Diagram 5 – Ranking of countries based on variations between and within schools
‘Trusting the professionalism of teachers to ensure that the process of teaching and learning is valued.’
The excellent results achieved by Finland on the PISA assessment are remarkable and are a result of the autonomy and trust that teachers are given. As many countries move towards increased accountability of teachers through standards, inspections and appraisals, Finland have moved away from these trends.
Diagram 6 – Assessment of Teachers
The above diagram shows the disparity between professionalism and bureaucracy. In Finland they place trust in their teachers to know their students through collaboration, networking and partnerships. In contrast, many other countries are allocating resources to generate increased competition, nation-wide testing of students and subsequent school rankings. Furthermore, they do not rely on test-based accountability. Their system relies on the expertise and professionalism of the teachers who are committed to educating all students. As a result, the output of their system is trust and autonomy from quality teachers who undertake rigorous courses.
Consequently, in Finland, there are no ‘standards’ for teachers to demonstrate, no external appraisals of teachers, no inspections of classes and no national testing of students. This is in alignment with the values and aims of a Finnish school shown below in Diagram 7. The removal of check measures in teaching has promoted a goal-orientated and quality focused culture within schools who are in the position to promote innovation through the building of networks locally and global partnerships. Whether it is coding, robotics, project based learning or other innovations, all teachers have the professional knowledge, trust and autonomy to adapt the way they teach to cater for the needs of 21st Century learners in a global world.
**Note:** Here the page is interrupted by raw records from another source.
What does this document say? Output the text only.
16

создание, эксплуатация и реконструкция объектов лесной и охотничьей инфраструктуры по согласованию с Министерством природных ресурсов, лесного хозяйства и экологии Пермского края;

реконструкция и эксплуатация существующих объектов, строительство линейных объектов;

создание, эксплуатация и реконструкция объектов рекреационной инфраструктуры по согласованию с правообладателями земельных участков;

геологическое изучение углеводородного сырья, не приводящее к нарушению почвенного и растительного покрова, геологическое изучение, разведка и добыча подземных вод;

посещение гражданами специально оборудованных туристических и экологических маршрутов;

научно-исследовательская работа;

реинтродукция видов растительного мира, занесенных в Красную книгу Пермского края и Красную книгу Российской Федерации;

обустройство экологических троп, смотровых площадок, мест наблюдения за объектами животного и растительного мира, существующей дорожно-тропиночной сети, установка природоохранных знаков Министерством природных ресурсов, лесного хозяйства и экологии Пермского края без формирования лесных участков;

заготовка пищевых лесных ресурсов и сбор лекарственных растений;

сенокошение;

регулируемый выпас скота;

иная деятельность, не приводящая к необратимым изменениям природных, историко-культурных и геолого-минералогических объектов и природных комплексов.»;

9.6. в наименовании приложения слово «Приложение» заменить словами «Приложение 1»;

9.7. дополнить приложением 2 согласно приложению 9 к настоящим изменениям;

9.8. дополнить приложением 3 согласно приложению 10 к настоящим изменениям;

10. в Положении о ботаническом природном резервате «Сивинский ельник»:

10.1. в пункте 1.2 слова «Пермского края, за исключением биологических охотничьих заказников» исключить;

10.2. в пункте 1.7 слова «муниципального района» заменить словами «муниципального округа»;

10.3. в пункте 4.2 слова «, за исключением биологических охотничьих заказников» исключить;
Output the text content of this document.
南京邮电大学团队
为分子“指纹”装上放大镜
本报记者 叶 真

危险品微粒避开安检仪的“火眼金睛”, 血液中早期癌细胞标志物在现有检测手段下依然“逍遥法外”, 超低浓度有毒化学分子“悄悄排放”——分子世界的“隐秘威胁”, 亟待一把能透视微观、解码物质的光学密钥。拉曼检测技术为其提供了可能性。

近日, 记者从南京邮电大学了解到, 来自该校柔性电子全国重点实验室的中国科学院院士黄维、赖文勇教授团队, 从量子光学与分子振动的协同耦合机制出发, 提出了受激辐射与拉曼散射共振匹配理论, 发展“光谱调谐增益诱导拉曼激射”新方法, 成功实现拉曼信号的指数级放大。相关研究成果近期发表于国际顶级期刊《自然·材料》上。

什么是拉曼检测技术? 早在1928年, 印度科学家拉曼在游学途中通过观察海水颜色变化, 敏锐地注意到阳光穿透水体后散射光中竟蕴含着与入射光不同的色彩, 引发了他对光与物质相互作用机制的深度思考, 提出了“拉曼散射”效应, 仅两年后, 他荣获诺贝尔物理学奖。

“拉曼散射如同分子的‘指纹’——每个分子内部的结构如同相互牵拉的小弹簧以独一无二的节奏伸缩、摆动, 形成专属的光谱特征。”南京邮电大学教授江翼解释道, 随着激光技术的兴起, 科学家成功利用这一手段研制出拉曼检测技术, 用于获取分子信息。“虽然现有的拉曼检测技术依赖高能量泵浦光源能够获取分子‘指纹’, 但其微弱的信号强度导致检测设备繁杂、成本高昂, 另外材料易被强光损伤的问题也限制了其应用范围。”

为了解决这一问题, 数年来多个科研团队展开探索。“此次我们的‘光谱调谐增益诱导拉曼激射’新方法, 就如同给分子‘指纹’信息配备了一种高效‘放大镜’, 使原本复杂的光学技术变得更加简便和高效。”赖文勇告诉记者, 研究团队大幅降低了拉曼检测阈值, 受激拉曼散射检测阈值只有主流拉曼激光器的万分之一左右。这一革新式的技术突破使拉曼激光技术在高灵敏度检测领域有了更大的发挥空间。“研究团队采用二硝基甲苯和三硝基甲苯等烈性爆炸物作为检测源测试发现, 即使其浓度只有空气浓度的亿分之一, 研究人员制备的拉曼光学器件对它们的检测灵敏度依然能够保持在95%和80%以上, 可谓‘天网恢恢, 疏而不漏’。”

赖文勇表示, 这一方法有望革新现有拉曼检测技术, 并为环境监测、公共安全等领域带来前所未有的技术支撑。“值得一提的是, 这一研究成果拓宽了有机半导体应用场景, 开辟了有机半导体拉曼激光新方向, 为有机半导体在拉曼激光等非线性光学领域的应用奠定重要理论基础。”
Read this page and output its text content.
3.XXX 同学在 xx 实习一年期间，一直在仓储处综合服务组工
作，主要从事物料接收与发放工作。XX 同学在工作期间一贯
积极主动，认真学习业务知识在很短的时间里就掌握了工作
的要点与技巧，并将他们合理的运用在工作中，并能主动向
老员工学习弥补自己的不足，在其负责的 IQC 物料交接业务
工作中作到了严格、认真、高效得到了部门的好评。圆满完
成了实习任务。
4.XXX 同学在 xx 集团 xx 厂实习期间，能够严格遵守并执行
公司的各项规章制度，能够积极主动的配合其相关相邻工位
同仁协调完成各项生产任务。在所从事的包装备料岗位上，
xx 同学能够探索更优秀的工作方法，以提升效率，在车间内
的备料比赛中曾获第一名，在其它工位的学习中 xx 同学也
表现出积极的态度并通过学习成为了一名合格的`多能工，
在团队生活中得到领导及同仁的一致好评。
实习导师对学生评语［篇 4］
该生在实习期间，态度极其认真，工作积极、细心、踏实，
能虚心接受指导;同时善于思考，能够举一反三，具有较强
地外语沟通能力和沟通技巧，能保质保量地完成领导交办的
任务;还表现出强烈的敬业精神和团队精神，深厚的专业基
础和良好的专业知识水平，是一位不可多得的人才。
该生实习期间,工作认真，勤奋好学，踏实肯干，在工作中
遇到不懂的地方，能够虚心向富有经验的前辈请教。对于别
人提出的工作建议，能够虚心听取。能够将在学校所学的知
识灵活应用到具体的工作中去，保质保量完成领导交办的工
Diagram 7 – Values and Aims of a Finnish School
To conclude, it is sometimes best to highlight what we did not see in the Finnish schools, rather than what we did see. We did not see:
ad hoc ideas coming from politicians
standardisation, inspection and national testing
test based accountability
investment just in technology
We definitely have a lot to learn; however, it is all doom and gloom for the Australian education system. There is a growing movement of schools taking ownership at a local level to interpret how we teach, rather than focusing just on what we teach. Schools are attempting to move away from teacher-centered learning environments, to student-centred collaborative environments supported by appropriate technology. However, our professionalism needs to meet the needs of the 21st century, especially in terms of the graduates coming from university. Teaching is a profession, not a job and we need professionals to ensure that we gain trust-based responsibility from all stakeholders to make appropriate decisions at what is ‘best practice’ in teaching and learning. This will ensure that there is equality in the education of Australian students, especially in comparison to other students around the world.